Xenograft Experiment

Ten BABL/c mice (male, 6-week old) were obtained from the Laboratory Animal Center of Nanjing University. A total of 4×106 A549 cells (in 0.2 mL of RPMI-1640 containing Matrigel) were subcutaneously injected into the right flanks of nude mice. After inoculation for 7 days, the mice were randomly divided into eight groups (n=5): si-NC, si-circPRKCA#3, si-circPRKCA#3+in-miR-NC, si-circPRKCA#3+in-miR-330-5p, miR-NC, miR-330-5p, miR-330-5p+pcDNA, and miR-330-5p+PDK1. The tumors were treated with oligonucleotides (10 nM) alone or along with vectors (0.5 μg) every 3.5 days, and tumor size (length and width) was measured every 7 days after inoculation. On the 28th day, the mice were killed and the tumors were resected; the tumor weight was measured, and tumor tissues were stored in liquid nitrogen for further total RNA and protein isolation. The animal experiment was approved by the animal care and Ethics Committee of the Yantai Yuhuangding Hospital. Animal studies were performed in compliance with the ARRIVE guidelines and the Basel Declaration. All animals received humane care according to the National Institutes of Health (USA) guidelines.

Statistical Analysis

Statistical analyses were performed using GraphPad software 7.0 (GraphPad, San Diego, CA, USA), and the data was presented as mean±standard deviation. The detection results were analyzed using two tailed Student’s t-test and one-way analysis of variance followed by a Tukey multiple comparisons post-test. Statistical significance was set at P<0.05 (*), P<0.01 (**), P<0.001 (***), and P<0.0001 (****).

Results

CircPRKCA Was Upregulated in NSCLC Tumors and Cell Lines

According to the GSE112214 database, a cluster of circRNAs were abnormally expressed in NSCLC tumor tissues (n=3) compared to matched adjacent normal tissues (n=3), and the top eight upregulated circRNAs and downregulated circRNAs were presented (Figure 1A).

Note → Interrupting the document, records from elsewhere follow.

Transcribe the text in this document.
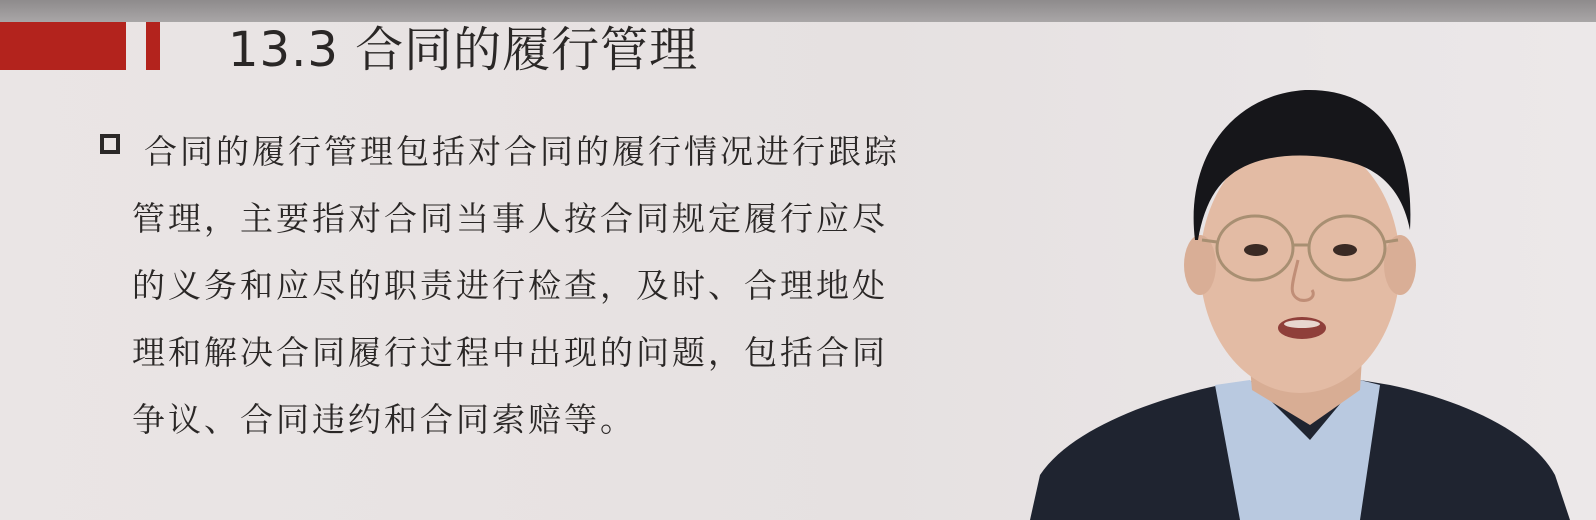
13.3 合同的履行管理
合同的履行管理包括对合同的履行情况进行跟踪
管理，主要指对合同当事人按合同规定履行应尽
的义务和应尽的职责进行检查，及时、合理地处
理和解决合同履行过程中出现的问题，包括合同
争议、合同违约和合同索赔等。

Since circPRKCA was the most upregulated one, we further confirmed its expression in a cohort of NSCLC patients (n=51) using RT-qPCR analysis. As shown in Figure 1B, expression level of circPRKCA was higher (3.1-fold, P<0.0001) in tumor tissues than normal tissues. Besides, the circPRKCA level was even higher in advanced NSCLC tumors (III+IV; n=30) versus that in early stages (I+II; n=21) (Figure 1C). By the way, high expression of circPRKCA was correlated with TNM stage and lymph node metastasis in this cohort of NSCLC patients (Table 1). In vitro, we validated circPRKCA expression in human NSCLC cell lines, and RT-qPCR data showed an upregulation of circPRKCA in A549 and H1299 cells paralleled with BEAS-2B cells (Figure 1D). These results demonstrated that circPRKCA was upregulated in NSCLC tumor tissues and cells, suggesting a potential oncogenic role of circPRKCA in NSCLC.

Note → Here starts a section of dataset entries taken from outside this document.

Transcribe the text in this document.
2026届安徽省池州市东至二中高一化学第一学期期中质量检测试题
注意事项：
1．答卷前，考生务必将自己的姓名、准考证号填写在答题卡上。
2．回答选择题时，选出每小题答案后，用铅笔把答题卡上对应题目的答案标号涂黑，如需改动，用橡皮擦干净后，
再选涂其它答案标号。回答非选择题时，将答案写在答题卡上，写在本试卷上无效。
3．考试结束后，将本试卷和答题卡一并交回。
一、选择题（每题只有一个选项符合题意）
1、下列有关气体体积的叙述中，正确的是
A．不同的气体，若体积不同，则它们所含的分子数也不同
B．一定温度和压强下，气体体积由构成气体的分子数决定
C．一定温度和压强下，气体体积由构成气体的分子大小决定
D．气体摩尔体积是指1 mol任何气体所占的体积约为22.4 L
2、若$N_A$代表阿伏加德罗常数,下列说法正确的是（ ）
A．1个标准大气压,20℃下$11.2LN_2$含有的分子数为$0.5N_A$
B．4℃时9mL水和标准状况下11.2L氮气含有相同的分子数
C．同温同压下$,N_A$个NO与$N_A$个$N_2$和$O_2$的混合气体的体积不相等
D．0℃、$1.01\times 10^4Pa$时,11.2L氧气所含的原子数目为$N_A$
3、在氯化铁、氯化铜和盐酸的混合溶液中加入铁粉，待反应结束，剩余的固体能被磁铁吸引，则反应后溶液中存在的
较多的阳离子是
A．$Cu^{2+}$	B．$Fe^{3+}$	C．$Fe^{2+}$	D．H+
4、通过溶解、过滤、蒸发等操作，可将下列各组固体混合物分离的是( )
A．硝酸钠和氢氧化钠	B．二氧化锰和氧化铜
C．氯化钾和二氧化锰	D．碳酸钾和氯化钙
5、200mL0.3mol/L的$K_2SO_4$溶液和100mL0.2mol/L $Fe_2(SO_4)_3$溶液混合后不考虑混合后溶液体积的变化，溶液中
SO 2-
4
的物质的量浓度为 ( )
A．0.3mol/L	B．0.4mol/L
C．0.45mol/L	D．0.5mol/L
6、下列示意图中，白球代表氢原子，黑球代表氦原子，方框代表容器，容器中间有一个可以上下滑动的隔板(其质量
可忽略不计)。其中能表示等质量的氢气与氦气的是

Figure 1 Circular RNA derived from human PRKCA (hsa_circPRKCA_024, circPRKCA) was upregulated in non-small-cell lung cancer (NSCLC). (A) GSE112214 database showed the heatmap of top eight upregulated and downregulated circRNAs in NSCLC tumor tissues (n=3; Tumor) and matched adjacent normal tissues (n=3; Normal). (B) RT-qPCR measured circPRKCA expression level in 51 paired human NSCLC Normal samples and Tumor samples. (C) RT-qPCR compared circPRKCA expression level in NSCLC tumor tissues at early stages (I+II; n=21) and advantage stages (III+IV; n=30). (D) RT-qPCR compared circPRKCA expression level in two human NSCLC cell lines A549 and H1299, and one normal cell line BEAS-2B. **P<0.01, ***P<0.001, and ****P<0.0001.

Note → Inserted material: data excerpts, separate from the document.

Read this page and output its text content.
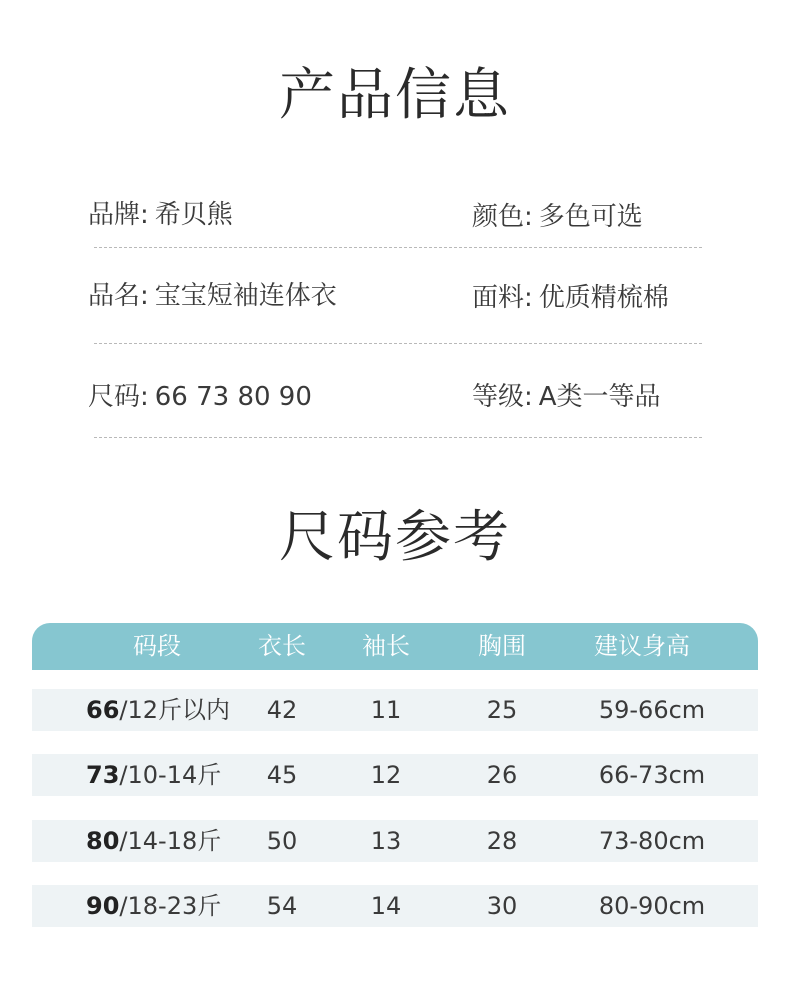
产品信息
品牌: 希贝熊	颜色: 多色可选
品名: 宝宝短袖连体衣	面料: 优质精梳棉
尺码: 66 73 80 90	等级: A类一等品
尺码参考
码段	衣长	袖长	胸围	建议身高
66/12斤以内	42	11	25	59-66cm
73/10-14斤	45	12	26	66-73cm
80/14-18斤	50	13	28	73-80cm
90/18-23斤	54	14	30	80-90cm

Knockdown of circPRKCA Suppressed Cell Growth, Migration, Invasion, and AKT Activity in NSCLC Cells in vitro

To further characterize the roles of circPRKCA in NSCLC, A549 and H1299 cells were exogenously silenced circPRKCA expression via siRNAs transfection. The transfection efficiency was determined by RT-qPCR, and circPRKCA level was dramatically decreased in A549 and H1299 cells transfected with special siRNAs against circPRKCA (Figure 2A and B). To obtain the optimal knockdown efficiency, si-circPRKCA#3 was selected for further functional assays. CCK-8 assay displayed an inhibition of cell viability in si-circPRKCA#3-transfected A549 and H1299 cells (Figure 2C and D). Transwell assays indicated a lowered ability of cell migration and invasion in A549 and H1299 cells administrated with si-circPRKCA#3 (Figure 2E and F). FCM revealed that the apoptosis rate of A549 and H1299 cells was elevated due to si-circPRKCA#3 introduction (Figure 2G). A great deal of evidence had revealed that the AKT signal was heavily implicated in the tumorigenesis, progression, and therapy of cancers including NSCLC.5,24 Thus, expression of p-AKT was measured, and Western blotting manifested that relative p-AKT expression was suppressed by si-circPRKCA#3 transfection in A549 and H1299 cells (Figure 2H). These outcomes indicated a suppressive role of circPRKCA knockdown in NSCLC cell growth, migration, invasion, and AKT activity in vitro.

Figure 2 Functional assays of circPRKCA in NSCLC cells in vitro. (A and B) RT-qPCR detected circPRKCA expression level in A549 and H1299 cells transfected with siRNAs against circPRKCA (si-circPRKCA#1, si-circPRKCA#2, and si-circPRKCA#3) or the negative control (si-NC). (CH) A549 and H1299 cells transfected with si-circPRKCA#3 or si-NC. (C and D) CCK-8 assay monitored cell viability at 0, 24, 48, and 72 hours. Note: OD value (λ=450 nm), the optical density at 450 nm wavelength. (E and F) Transwell assays evaluated cell migration ability (%) and invasion ability (%), and (G) flow cytometry (FCM) assessed apoptosis rate (%) at 36 hours. (H) Western blotting examined protein expression of total AKT (AKT; medium lanes) and phosphorylated AKT (p-AKT; upper lanes) at 36 hours.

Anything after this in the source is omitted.